Mobile Malvertising : Malware Targets Mobile Users

Malware Infects Mobile Users Via Mobile Ad Networks
image credit : http://blog.escanav.com/
Malvertising attacks on PC's were the trending topics on every tech medias last month. Now, the "Malvertising" is the most common and effective malware spreading strategy used by hackers.

Take a look at what Wikipedia says about "Malvertising":

"Malvertising involves injecting malicious or malware laden advertisements into legitimate online advertising networks and webpages. Online advertisements provide a solid platform for spreading malware because significant effort is put into them in order to attract users and sell or advertise the product. Because advertising content can be inserted into high-profile and reputable websites, malvertising provides malefactors an opportunity to "push" their attacks to web users who might not otherwise see the ads, due to firewalls, more safety precautions, or the like. Malvertising is attractive to attackers because they can be easily spread across a large number of legitimate websites without directly compromising those websites."

Now the malware targets mobile users through mobile ad firms. Since these malwares can infect trusted app users through ad networks, most of the app users are in grave danger.
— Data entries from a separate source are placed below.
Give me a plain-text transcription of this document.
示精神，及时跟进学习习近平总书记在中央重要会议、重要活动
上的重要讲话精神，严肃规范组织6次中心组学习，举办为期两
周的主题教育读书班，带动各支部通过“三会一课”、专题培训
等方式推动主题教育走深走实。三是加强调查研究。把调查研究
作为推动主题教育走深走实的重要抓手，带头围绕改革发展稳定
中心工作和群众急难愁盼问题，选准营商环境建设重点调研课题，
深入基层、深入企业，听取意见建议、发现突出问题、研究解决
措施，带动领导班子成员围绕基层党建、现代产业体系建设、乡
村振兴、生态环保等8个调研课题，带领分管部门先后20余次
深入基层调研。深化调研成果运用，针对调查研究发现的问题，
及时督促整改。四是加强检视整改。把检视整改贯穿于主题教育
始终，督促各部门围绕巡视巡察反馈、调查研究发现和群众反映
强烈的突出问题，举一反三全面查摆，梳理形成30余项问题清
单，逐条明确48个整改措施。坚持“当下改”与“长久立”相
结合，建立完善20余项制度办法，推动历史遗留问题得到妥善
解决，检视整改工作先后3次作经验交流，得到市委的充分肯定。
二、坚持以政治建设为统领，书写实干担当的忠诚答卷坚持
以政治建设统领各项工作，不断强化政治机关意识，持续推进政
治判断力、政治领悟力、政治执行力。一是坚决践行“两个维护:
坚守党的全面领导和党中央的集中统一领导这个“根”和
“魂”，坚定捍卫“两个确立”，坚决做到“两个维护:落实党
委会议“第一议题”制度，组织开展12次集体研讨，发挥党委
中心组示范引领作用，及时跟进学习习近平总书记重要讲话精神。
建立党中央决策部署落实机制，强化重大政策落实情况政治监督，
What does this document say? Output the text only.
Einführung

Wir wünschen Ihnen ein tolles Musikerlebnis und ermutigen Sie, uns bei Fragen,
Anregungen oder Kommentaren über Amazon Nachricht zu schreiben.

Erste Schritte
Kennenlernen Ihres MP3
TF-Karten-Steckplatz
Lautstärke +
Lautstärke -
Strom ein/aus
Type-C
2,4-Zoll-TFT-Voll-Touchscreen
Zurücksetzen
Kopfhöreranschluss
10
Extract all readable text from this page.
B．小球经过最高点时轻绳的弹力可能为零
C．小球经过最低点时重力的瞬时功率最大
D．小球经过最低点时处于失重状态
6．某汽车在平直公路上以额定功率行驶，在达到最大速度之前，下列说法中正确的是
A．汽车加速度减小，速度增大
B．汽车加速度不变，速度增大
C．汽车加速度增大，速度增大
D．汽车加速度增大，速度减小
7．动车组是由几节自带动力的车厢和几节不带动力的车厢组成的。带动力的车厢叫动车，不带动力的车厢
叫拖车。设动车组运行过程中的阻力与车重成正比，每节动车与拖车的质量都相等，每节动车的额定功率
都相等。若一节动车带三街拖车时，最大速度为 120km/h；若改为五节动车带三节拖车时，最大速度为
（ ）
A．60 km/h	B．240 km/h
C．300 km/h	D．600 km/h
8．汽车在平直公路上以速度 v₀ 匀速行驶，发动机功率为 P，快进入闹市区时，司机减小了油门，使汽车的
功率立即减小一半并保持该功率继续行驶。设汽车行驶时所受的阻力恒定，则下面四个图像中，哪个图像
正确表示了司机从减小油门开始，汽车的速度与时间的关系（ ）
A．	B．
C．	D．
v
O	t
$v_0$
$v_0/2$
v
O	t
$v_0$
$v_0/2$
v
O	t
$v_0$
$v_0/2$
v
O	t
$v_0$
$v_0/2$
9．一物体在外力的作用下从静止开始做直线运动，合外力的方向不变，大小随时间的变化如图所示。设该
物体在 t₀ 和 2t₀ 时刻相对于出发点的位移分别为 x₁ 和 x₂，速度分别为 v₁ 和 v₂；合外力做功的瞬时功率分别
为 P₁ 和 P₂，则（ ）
Cyber security firm Avast has identified that the mobile ad firms spreads malwares by posing as official Google Play apps. Avast found 3 mobile ad networks serving malicious ads through their publishers. 

Those ad firms(Espabit.com (Spain), Playmob.es (London), MobileCashOut.com (Amsterdam)) provides advertising kits that developers can implement in their mobile apps. The goal for developers is to monetize from advertisements. If a user clicks on one of the ads delivered by one of the above providers, he may be lead to a malicious subdomain.  

Espabit Spreads Malware


Malware analyst Filip Chytry said in a blog post " The most visited Espabit subdomain, with more than 400,000 views during the last few months, leads app users to pornographic sites via the ads displayed in their apps. The site displays a download offer for nasty apps (no pun intended) that have malicious behavior.

Malicious app download from fake Google Play Store

"The above is just one example of the malicious links; there are many others hosted on the same server. The majority of the links lead to pornography or fake apps that all have one thing in common: They all steal money from innocent users," he added.

ATTACK SCENARIO


When a user clicks on the malicious ads, it redirects the user to a fake Google Play Store and offers download of a malicious app. Since Android does not allow users to install apps from untrusted sources, the sites offer manuals in different languages, like English, Spanish, German, and French, explaining how to adjust Android’s settings so that users can install apps from untrusted sources.

Malware apps download from Fake Google Play Store

After the installation, the app asks for the working Internet connection. Once the app connected to the Internet, the user's device automatically starts sending premium SMS, each costing $0.25 and sent three times a week.

The amount stolen a week does not seem like much, but that may be done on purpose. People may not notice if their phone bill is $3.00 more than it was the month before and if they don’t realize that the app is stealing money from them and don’t delete the app it can cost them $36.00 a year.